Every year, millions of Americans make New Year’s resolutions. Most are health-related, and I endorse that. Getting healthy physically is a very good thing. But it pales in comparison to the need to grow spiritually. Remember, your baptism was not a finish line; it was a starting line. You are supposed to be on a journey with Jesus that ends with you becoming like Him. Philippians 2:12-13 commands us to “Work out your salvation with fear and trembling. For it is God who works in you…” It’s telling us that only God can change us, but He will only change us if we’re willing to work alongside Him in this great renovation project. Our part in that project consists of repentance. And repentance is more than acknowledging our sin. It’s more even than feeling sorry. It’s doing a U-turn. It’s taking tangible steps to change.
So what should you repent of in order for 2022 to be different from all the years in the past? And what steps will you take in order to ensure—by the grace of God—you are closer to the character of Jesus Christ, more loving toward your family and friends, more winsome to unbelievers—this time next year than you are right now?
Some of you already know the answer to those questions. You know what to do; you just haven’t done it yet. You need to have that difficult conversation with that person you hurt. You need to take practical steps to stop that bad habit. You need to start treating that loved one differently.
Others of you don’t know what to do. Perhaps the idea of discipleship as a continual life of repentance is new to you. You need to pray that God would show you the areas of your character He wants to transform first. Or perhaps you know what needs to change, but you don’t know how.
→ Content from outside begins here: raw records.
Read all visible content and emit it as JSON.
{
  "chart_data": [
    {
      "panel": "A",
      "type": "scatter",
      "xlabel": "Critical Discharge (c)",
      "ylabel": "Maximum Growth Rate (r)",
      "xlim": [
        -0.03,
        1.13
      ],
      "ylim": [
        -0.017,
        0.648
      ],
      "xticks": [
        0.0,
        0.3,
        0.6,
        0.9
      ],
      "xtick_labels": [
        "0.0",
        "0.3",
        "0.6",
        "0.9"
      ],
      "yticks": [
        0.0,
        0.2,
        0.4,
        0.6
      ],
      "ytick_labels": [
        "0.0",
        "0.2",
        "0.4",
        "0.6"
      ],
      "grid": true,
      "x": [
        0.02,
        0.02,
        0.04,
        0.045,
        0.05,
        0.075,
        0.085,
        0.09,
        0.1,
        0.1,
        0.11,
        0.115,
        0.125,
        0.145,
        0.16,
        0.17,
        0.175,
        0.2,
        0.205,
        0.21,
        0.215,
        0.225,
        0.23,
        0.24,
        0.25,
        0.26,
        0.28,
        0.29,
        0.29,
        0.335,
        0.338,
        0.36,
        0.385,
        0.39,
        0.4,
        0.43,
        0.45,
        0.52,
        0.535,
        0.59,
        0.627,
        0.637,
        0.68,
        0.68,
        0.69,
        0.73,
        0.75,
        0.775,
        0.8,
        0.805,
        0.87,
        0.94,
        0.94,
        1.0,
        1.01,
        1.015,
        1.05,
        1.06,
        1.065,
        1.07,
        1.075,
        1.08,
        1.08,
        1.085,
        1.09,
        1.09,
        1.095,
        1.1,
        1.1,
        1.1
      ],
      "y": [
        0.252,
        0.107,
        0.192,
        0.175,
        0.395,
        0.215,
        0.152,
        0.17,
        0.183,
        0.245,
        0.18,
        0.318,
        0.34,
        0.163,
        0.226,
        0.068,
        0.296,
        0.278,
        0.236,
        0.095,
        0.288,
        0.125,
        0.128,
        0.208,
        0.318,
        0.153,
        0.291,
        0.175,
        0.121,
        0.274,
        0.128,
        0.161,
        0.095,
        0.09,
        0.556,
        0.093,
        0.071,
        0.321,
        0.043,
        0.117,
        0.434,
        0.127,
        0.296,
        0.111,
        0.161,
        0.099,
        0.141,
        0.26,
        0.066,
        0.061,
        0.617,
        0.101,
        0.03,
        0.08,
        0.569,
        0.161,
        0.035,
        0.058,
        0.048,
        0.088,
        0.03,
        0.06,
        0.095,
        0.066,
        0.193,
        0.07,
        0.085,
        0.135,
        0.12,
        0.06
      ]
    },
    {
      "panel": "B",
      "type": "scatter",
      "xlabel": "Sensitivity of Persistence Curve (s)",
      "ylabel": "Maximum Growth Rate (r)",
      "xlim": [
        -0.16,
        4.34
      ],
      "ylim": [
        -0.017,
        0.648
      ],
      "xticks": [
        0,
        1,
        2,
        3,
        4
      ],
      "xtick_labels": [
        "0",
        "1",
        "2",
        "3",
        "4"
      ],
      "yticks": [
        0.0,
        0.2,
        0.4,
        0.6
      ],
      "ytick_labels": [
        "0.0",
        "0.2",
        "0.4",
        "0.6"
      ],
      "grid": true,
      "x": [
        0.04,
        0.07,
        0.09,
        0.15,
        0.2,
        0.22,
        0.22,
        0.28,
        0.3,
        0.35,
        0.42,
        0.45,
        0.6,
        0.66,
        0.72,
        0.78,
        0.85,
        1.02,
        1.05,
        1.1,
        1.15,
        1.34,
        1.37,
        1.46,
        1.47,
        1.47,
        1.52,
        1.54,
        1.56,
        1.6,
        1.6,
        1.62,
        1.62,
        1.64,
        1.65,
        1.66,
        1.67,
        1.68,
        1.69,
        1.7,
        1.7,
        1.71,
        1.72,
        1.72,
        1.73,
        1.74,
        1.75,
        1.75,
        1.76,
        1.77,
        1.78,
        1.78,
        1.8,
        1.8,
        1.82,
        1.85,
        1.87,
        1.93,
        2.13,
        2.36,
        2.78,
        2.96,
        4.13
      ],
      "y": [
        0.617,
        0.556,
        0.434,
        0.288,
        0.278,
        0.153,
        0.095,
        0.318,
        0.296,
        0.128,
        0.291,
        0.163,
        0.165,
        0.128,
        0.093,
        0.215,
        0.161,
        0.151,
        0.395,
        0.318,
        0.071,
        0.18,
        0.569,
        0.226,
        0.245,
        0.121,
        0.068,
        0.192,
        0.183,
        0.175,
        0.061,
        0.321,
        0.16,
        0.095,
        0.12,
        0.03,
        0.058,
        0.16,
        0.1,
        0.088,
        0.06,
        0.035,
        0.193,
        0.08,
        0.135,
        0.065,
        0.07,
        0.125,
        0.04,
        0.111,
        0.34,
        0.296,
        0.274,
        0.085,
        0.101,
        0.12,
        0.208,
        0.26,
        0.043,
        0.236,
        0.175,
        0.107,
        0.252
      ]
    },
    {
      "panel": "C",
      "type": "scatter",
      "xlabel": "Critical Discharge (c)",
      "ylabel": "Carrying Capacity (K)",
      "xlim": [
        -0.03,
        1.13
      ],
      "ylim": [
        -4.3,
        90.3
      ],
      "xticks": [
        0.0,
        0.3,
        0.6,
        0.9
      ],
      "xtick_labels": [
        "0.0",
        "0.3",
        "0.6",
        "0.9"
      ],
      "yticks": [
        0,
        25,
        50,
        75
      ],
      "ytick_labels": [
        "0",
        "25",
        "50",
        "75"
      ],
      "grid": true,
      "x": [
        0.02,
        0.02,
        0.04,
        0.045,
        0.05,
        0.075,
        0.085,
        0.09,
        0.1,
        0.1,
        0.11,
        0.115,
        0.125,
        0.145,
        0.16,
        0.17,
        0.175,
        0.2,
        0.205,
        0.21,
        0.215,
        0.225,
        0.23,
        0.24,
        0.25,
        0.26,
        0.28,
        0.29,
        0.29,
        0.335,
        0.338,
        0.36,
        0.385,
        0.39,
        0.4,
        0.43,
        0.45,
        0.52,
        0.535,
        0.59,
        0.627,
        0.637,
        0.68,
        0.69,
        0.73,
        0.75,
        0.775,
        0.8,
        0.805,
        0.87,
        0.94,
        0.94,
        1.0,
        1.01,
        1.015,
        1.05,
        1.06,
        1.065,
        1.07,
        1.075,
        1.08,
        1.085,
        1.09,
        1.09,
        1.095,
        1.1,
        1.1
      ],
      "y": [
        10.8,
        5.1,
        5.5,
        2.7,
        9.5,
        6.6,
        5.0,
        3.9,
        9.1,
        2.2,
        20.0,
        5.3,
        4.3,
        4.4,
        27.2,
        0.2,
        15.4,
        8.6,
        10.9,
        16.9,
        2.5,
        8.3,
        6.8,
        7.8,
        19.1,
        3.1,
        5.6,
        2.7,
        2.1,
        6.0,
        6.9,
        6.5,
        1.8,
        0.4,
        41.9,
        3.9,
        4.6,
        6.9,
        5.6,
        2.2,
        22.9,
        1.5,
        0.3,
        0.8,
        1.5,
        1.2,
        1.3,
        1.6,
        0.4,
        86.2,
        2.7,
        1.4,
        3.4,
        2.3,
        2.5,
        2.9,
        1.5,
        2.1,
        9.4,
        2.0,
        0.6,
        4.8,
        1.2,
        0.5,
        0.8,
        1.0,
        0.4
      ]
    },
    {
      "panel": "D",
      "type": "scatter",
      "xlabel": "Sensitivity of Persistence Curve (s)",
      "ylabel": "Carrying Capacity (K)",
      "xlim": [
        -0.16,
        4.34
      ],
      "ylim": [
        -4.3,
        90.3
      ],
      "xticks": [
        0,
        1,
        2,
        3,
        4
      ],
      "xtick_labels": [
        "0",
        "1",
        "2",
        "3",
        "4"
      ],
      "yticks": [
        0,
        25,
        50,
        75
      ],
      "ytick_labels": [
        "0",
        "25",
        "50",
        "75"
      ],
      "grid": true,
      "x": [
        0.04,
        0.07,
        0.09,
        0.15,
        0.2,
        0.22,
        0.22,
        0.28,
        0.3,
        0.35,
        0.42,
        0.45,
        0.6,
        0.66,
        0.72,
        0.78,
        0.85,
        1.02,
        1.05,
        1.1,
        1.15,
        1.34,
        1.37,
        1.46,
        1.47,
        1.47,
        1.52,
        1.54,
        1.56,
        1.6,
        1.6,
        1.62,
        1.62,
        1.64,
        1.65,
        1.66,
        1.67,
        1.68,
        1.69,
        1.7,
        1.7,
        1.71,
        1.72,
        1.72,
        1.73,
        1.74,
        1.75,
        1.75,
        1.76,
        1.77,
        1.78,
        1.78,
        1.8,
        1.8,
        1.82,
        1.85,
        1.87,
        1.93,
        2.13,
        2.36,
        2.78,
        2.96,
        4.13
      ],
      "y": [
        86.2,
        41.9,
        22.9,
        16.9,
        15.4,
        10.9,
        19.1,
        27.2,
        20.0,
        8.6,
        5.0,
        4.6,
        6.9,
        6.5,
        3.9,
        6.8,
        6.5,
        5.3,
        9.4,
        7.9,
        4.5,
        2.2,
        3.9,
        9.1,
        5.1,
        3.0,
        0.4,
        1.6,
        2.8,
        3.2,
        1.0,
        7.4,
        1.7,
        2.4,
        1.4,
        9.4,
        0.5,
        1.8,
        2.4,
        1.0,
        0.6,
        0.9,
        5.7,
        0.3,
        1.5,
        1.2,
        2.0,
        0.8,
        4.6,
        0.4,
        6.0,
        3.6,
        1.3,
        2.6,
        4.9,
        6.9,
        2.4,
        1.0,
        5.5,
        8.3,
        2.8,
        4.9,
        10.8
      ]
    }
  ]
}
Make an appointment with a pastor. Go see a Christian counselor. Take real steps to address that part of yourself that stands in the way of full commitment to Christ. Don’t ignore this. Don’t close this email and walk away unchanged. Now is the time to obey, and see what God can do.
None of us knows what will happen over the next twelve months. Some of us will make new friends. Others will have to say goodbye to loved ones. Some will experience personal triumphs, while others will feel the sting of bitter disappointment. Some will be healed, and others will be blindsided by unexpected health issues. We can’t control most of what happens in the world around us. But we can commit ourselves to God, no matter what comes our way. I hope you’ll answer the four questions I’ve outlined here. I think it’s a good idea to write these things down: Get a slip of paper or type it out. You can use any words you want, but here is my suggestion:
In Ephesians 4:22-24, we’re told to “put off your old self,which belongs to your former manner of life…and to put on the new self, created after the likeness of God in true righteousness and holiness.” Imagine a man who works a hard, blue collar job, then comes home every night in his sweaty, dirty clothes. Now imagine he gets married. He begins a new habit: Every night, when he comes home from work, he sheds those dirty, smelly garments, takes a shower, and then sits with his bride in the evenings, clean and fresh. That’s the life of a disciple. We continually acknowledge our dirt, and by the power of Jesus, we cleanse ourselves whenever it’s needed. We do this not because He’ll be disgusted with us otherwise; we do it, like that newlywed, because it brings us joy to please Him. So pray right now that God would help you in 2022 to continually put off the things associated with your old self, the “2021 you” and put on a new you, which is a little more like Jesus every day. I am praying for you today, too, that the coming year would bring you closer to Christ than you’ve ever been. I can’t wait to see what He’ll do!